Tüm gıdalar doğal olarak bir miktar tuz içerirler.( Sebzeler meyveler et....vs.) Normalde; aldığımız tuzun fazlası vücuttan atılır. Bu ilaçlar tuz mekanizmasını etkileyerek vücutta tuzu tutar ve buna paralel olarak su da tutulur. Özellikle ayaklarda ve göz kapaklarında olmak üzere tüm vücutta şişme olur tansiyonunuz yükselebilir ve kalbin yükü artar.Bundan korunmak için yiyeceklerinize tuz eklemeyiniz tuz içeren hazır gıdalar tüketmeyiniz.( Tuzlu ekmek kuruyemişler zeytin peynir et ürünleri ) Tansiyonunuzu ölçtürünüz değişme olduğunda ve çarpıntı hissettiğinizde hekiminize başvurunuz.
Kortikosteroidler kanda şeker düzeyini yükseltebilirler. Eğer şeker hastalığı şüpheniz varsa ; alışılmışın dışında fazla su içiyorsanız idrar miktarınız fazlaysa fazla yemek yiyorsanız hekiminize başvurunuz.
Kortikosteroidler vücuttan potasyum kaybına neden olurlar. Bu nedenle potasyum içeren yiyecekler (Patates kayısı muz sarı gıdalar....vs.) tüketiniz.

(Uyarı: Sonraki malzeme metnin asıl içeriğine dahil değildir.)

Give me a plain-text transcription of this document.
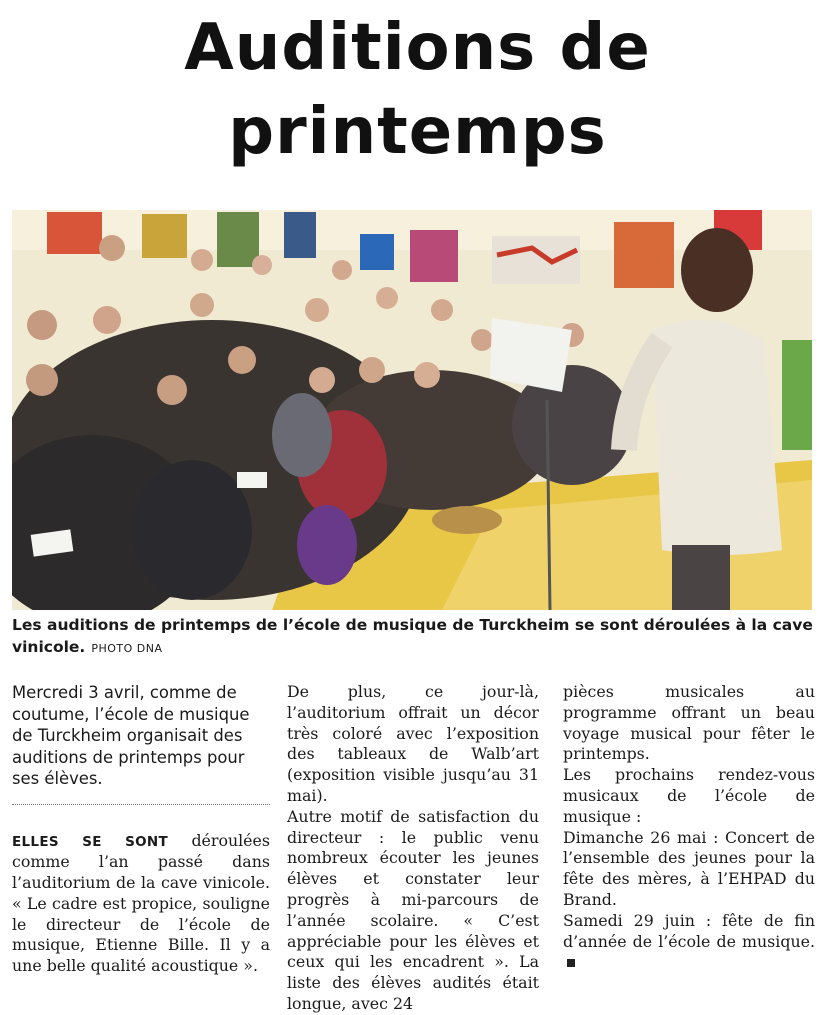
Auditions de
printemps
Les auditions de printemps de l’école de musique de Turckheim se sont déroulées à la cave vinicole. PHOTO DNA

Mercredi 3 avril, comme de coutume, l’école de musique de Turckheim organisait des auditions de printemps pour ses élèves.

ELLES SE SONT déroulées comme l’an passé dans l’auditorium de la cave vinicole. « Le cadre est propice, souligne le directeur de l’école de musique, Etienne Bille. Il y a une belle qualité acoustique ».

De plus, ce jour-là, l’auditorium offrait un décor très coloré avec l’exposition des tableaux de Walb’art (exposition visible jusqu’au 31 mai).

Autre motif de satisfaction du directeur : le public venu nombreux écouter les jeunes élèves et constater leur progrès à mi-parcours de l’année scolaire. « C’est appréciable pour les élèves et ceux qui les encadrent ». La liste des élèves audités était longue, avec 24

pièces musicales au programme offrant un beau voyage musical pour fêter le printemps.

Les prochains rendez-vous musicaux de l’école de musique :

Dimanche 26 mai : Concert de l’ensemble des jeunes pour la fête des mères, à l’EHPAD du Brand.

Samedi 29 juin : fête de fin d’année de l’école de musique.
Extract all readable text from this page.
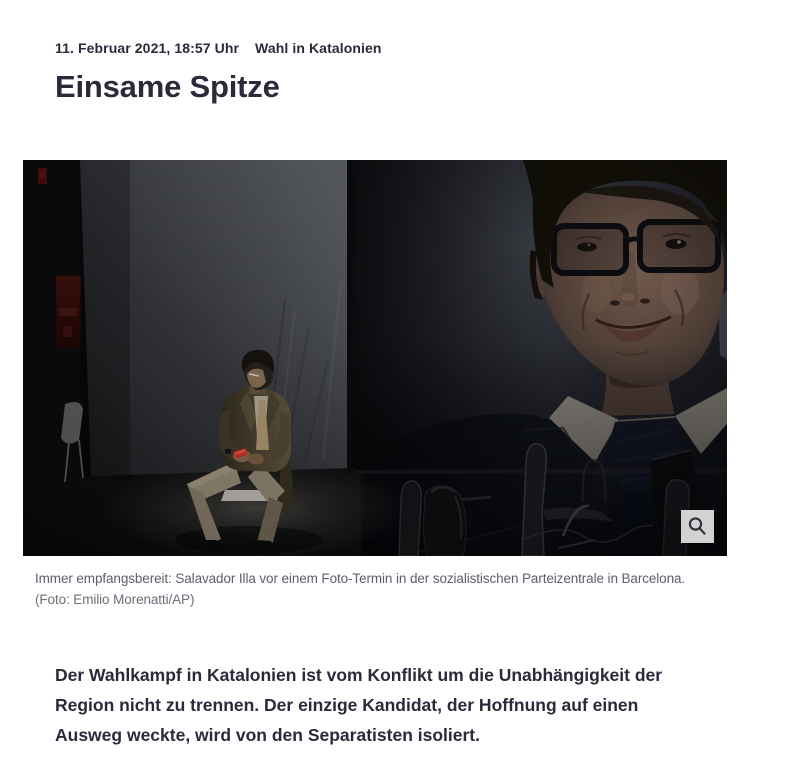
11. Februar 2021, 18:57 Uhr Wahl in Katalonien
Einsame Spitze
Immer empfangsbereit: Salavador Illa vor einem Foto-Termin in der sozialistischen Parteizentrale in Barcelona.
(Foto: Emilio Morenatti/AP)

Der Wahlkampf in Katalonien ist vom Konflikt um die Unabhängigkeit der Region nicht zu trennen. Der einzige Kandidat, der Hoffnung auf einen Ausweg weckte, wird von den Separatisten isoliert.
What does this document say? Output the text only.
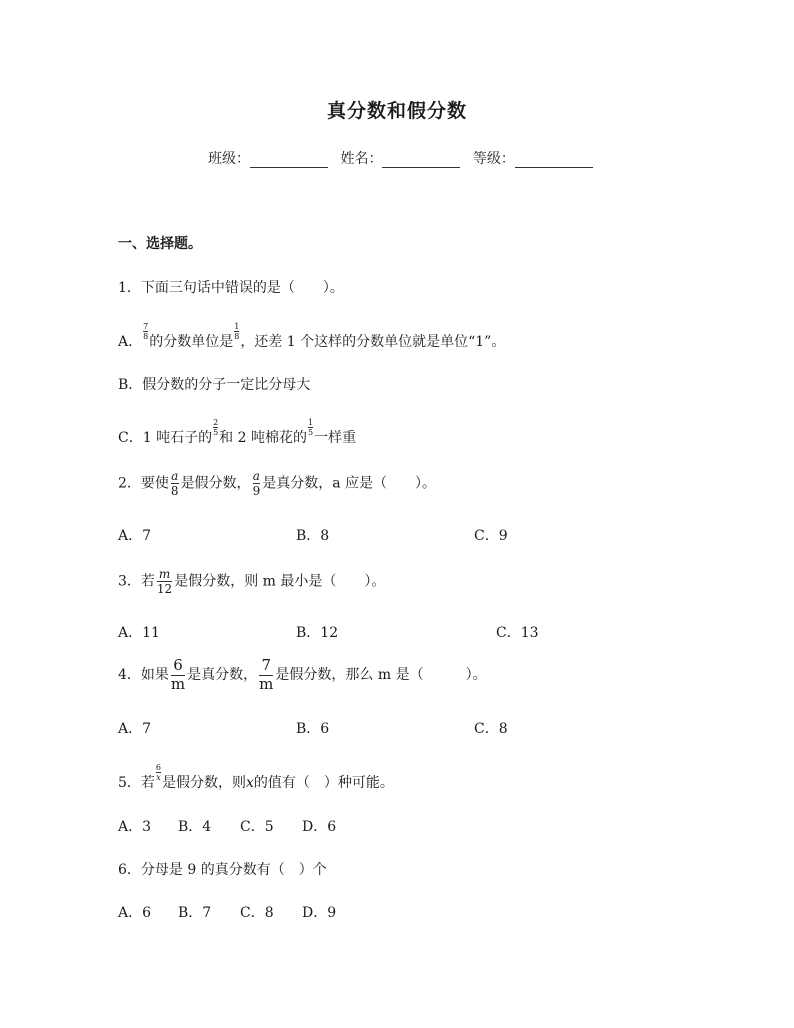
真分数和假分数
班级：	姓名：	等级：
一、选择题。
1．下面三句话中错误的是（　　）。
A．
$\frac{7}{8}$
的分数单位是
$\frac{1}{8}$
，还差 1 个这样的分数单位就是单位“1”。
B．假分数的分子一定比分母大
C．1 吨石子的
$\frac{2}{5}$
和 2 吨棉花的
$\frac{1}{5}$
一样重
2．要使 $\frac{a}{8}$ 是假分数， $\frac{a}{9}$ 是真分数，a 应是（　　）。
A．7	B．8	C．9
3．若 $\frac{m}{12}$ 是假分数，则 m 最小是（　　）。
A．11	B．12	C．13
4．如果 $\frac{6}{m}$ 是真分数， $\frac{7}{m}$ 是假分数，那么 m 是（　　　）。
A．7	B．6	C．8
5．若
$\frac{6}{x}$
是假分数，则x的值有（　）种可能。
A．3 B．4 C．5 D．6
6．分母是 9 的真分数有（　）个
A．6 B．7 C．8 D．9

Kalsiyum kemiğin yapısında bulunan kemiğin bütünlüğünü sağlayan bir mineraldir. Bu ilaçlar kalsiyumun kemikten kana geçmesine neden olarak kemik erimesine yol açabilirler. Aynı zamanda çok hareketsiz kalmak da aynı etkiyi gösterir. Bunu karşı kendinizi korumak amacıyla kalsiyum açısından zengin (süt ve süt ürünleri) gıdalar tüketiniz. Hekiminiz egzersiz öneriyorsa yapınız. Dişlerinizle ilgili rahatsızlık hissettiğinizde hekiminize danışınız.
Kortikosteroidler iştahı arttırarak fazla yemeye ve kilo artışına neden olurlar. Size verilen diyete uymanıza rağmen kilo artışınız beş kiloyu aştıysa hekiminize başvurunuz.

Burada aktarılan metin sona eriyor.